Still, there were many tense hours for residents in the fire area. The Milepost 90 Fire led the Klickitat County Sheriff’s Office to issue Level 3 (Go now!) evacuation notices Tuesday night to some residents in the Wishram Heights area on the north side of SR 14 and to residents in Centerville east of Dalles Mountain Road, south of String Street, and west of US 97.

Level 3 also applied to the Maryhill Winery south of SR 14 and Pat’s Ranch Mart near the junction of SR 14 and US 97.

A Level 2 evacuation (Get set!) was issued for Centerville and Wishram residents south of SR 14 in the early hours of the fast-running fire, and for the community of Maryhill from US 97 east to John Day Dam Road.

KCSO rescinded all evacuation levels at 6 p.m. on Thursday after the threat of fire to homes had been mitigated.

Klickitat County’s Department of Emergency Management estimated 75 residences fell under the KCSO-issued evacuation levels.

On Wednesday, the Washington State Department of Transportation closed a 17-mile stretch of State Route 14 in both directions between U.S 197 in Dallesport and U.S. 97 in Maryhill because of firefighting activities.

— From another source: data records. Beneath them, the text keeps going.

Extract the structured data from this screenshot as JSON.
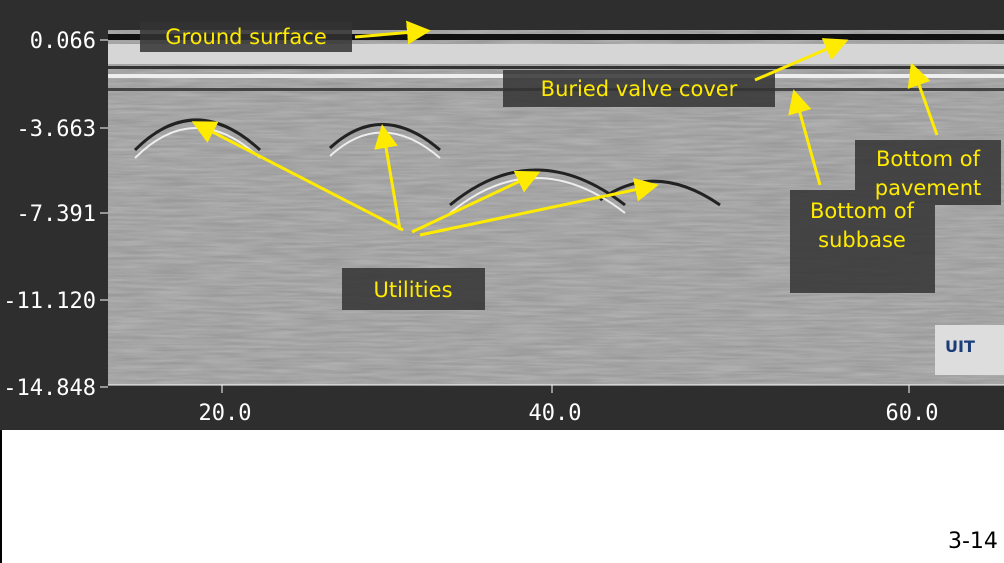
{
  "axes": {
    "y_labels": [
      "0.066",
      "-3.663",
      "-7.391",
      "-11.120",
      "-14.848"
    ],
    "x_labels": [
      "20.0",
      "40.0",
      "60.0"
    ]
  },
  "annotations": [
    {
      "lines": [
        "Ground surface"
      ]
    },
    {
      "lines": [
        "Buried valve cover"
      ]
    },
    {
      "lines": [
        "Bottom of",
        "pavement"
      ]
    },
    {
      "lines": [
        "Bottom of",
        "subbase"
      ]
    },
    {
      "lines": [
        "Utilities"
      ]
    }
  ],
  "logo": "UIT",
  "page_number": "3-14"
}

WDOT reopened this corridor to two-way traffic at 3 p.m. on Thursday, at reduced speed. The speed reduction has since been lifted.

The Type 3 attacking task force turned over management of the fire on Friday to a Type 4 monitoring team with three engines. Its task for the weekend was to patrol the fire for hot spots that may have been still smoldering in the fire’s dirty interior.